A moment of crisis for David Cameron as he realises it is unlikely that George Osborne has the faintest idea what the Autumn Statement means.

A moment of crisis for David Cameron as he realises it is unlikely that George Osborne has the faintest idea what the Autumn Statement means.

If anybody else had prattled on for 50 minutes while hardly uttering a single sensible word, they would have been consigned to a mental hospital forthwith.

But this is Coalition Britain, and the speaker was George Osborne, the man who likes to tell us all that he is in charge of the nation’s finances. Thanks to his government’s Department for Work and Pensions, nobody is allowed to have mental illnesses anymore; after this speech, it seems likely we all have an idea about the reason for that.
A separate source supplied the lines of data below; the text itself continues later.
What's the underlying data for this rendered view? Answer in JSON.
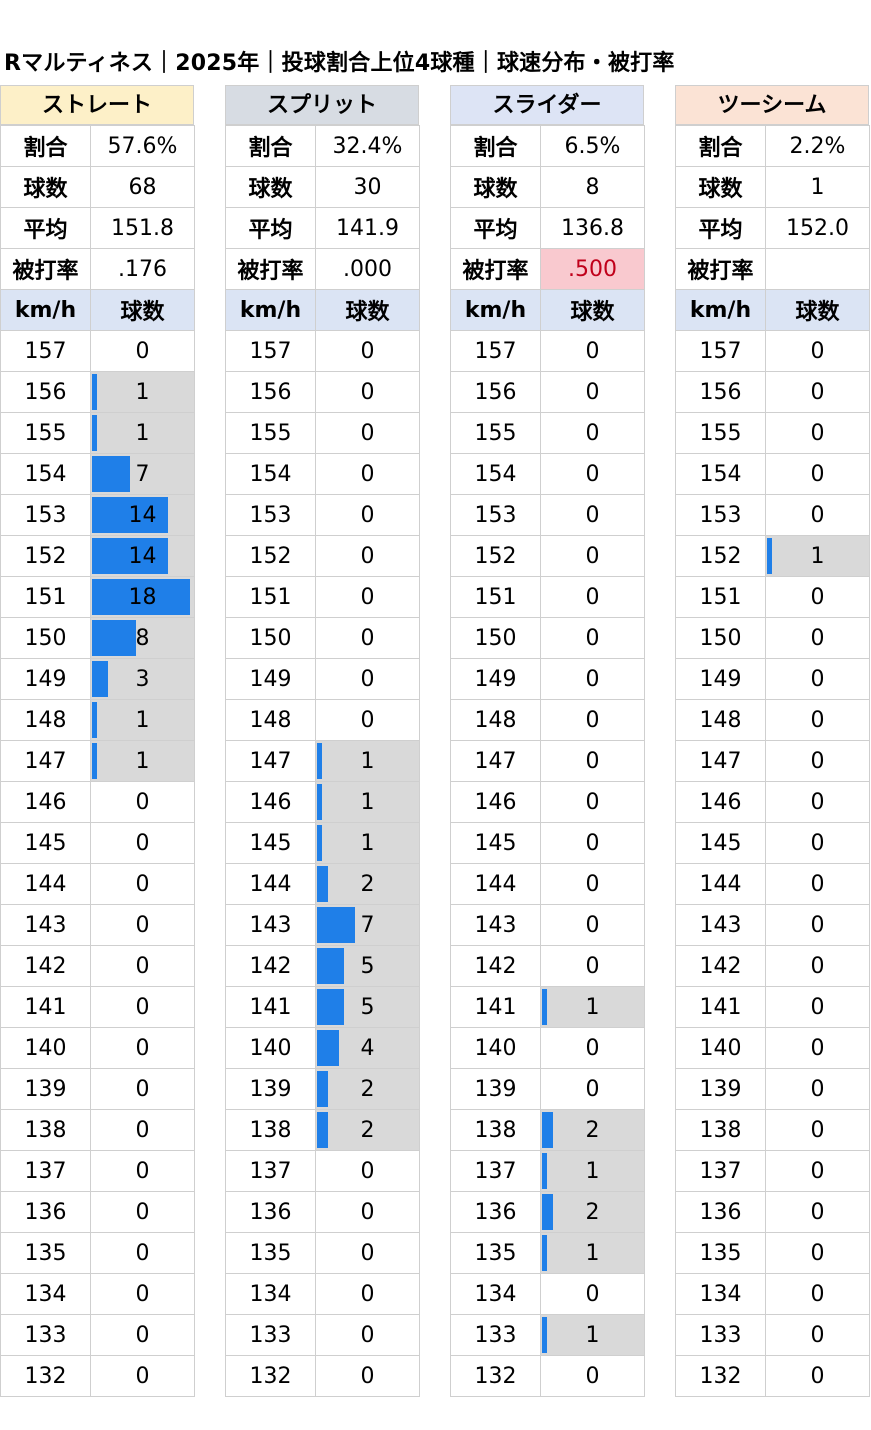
{
  "title": "Rマルティネス｜2025年｜投球割合上位4球種｜球速分布・被打率",
  "chart_data": {
    "type": "bar",
    "orientation": "horizontal",
    "speed_unit": "km/h",
    "count_label": "球数",
    "speeds": [
      157,
      156,
      155,
      154,
      153,
      152,
      151,
      150,
      149,
      148,
      147,
      146,
      145,
      144,
      143,
      142,
      141,
      140,
      139,
      138,
      137,
      136,
      135,
      134,
      133,
      132
    ],
    "bar_scale_max": 18,
    "colors": {
      "bar": "#1f7fe8",
      "cell_nonzero": "#d9d9d9",
      "highlight_bg": "#f9c9cf",
      "highlight_text": "#c0001a"
    },
    "stat_labels": {
      "ratio": "割合",
      "count": "球数",
      "avg": "平均",
      "ba": "被打率"
    },
    "pitches": [
      {
        "name": "ストレート",
        "header_color": "#fdf0c8",
        "ratio": "57.6%",
        "count": "68",
        "avg": "151.8",
        "ba": ".176",
        "ba_highlight": false,
        "values": [
          0,
          1,
          1,
          7,
          14,
          14,
          18,
          8,
          3,
          1,
          1,
          0,
          0,
          0,
          0,
          0,
          0,
          0,
          0,
          0,
          0,
          0,
          0,
          0,
          0,
          0
        ]
      },
      {
        "name": "スプリット",
        "header_color": "#d7dce3",
        "ratio": "32.4%",
        "count": "30",
        "avg": "141.9",
        "ba": ".000",
        "ba_highlight": false,
        "values": [
          0,
          0,
          0,
          0,
          0,
          0,
          0,
          0,
          0,
          0,
          1,
          1,
          1,
          2,
          7,
          5,
          5,
          4,
          2,
          2,
          0,
          0,
          0,
          0,
          0,
          0
        ]
      },
      {
        "name": "スライダー",
        "header_color": "#dde4f5",
        "ratio": "6.5%",
        "count": "8",
        "avg": "136.8",
        "ba": ".500",
        "ba_highlight": true,
        "values": [
          0,
          0,
          0,
          0,
          0,
          0,
          0,
          0,
          0,
          0,
          0,
          0,
          0,
          0,
          0,
          0,
          1,
          0,
          0,
          2,
          1,
          2,
          1,
          0,
          1,
          0
        ]
      },
      {
        "name": "ツーシーム",
        "header_color": "#fbe3d5",
        "ratio": "2.2%",
        "count": "1",
        "avg": "152.0",
        "ba": "",
        "ba_highlight": false,
        "values": [
          0,
          0,
          0,
          0,
          0,
          1,
          0,
          0,
          0,
          0,
          0,
          0,
          0,
          0,
          0,
          0,
          0,
          0,
          0,
          0,
          0,
          0,
          0,
          0,
          0,
          0
        ]
      }
    ]
  }
}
A 50-minute speech is a lot of verbiage, and it is certain that worthier journalists across Britain – if not the world – have already analysed it to exhaustion. Allow me to let you into a secret:

They’re probably trying too hard.

Most of the speech was about putting Labour down. The Opposition has made all the headway over the past few weeks, and we all knew Osborne was under orders to change the mood music of the nation in time for Christmas.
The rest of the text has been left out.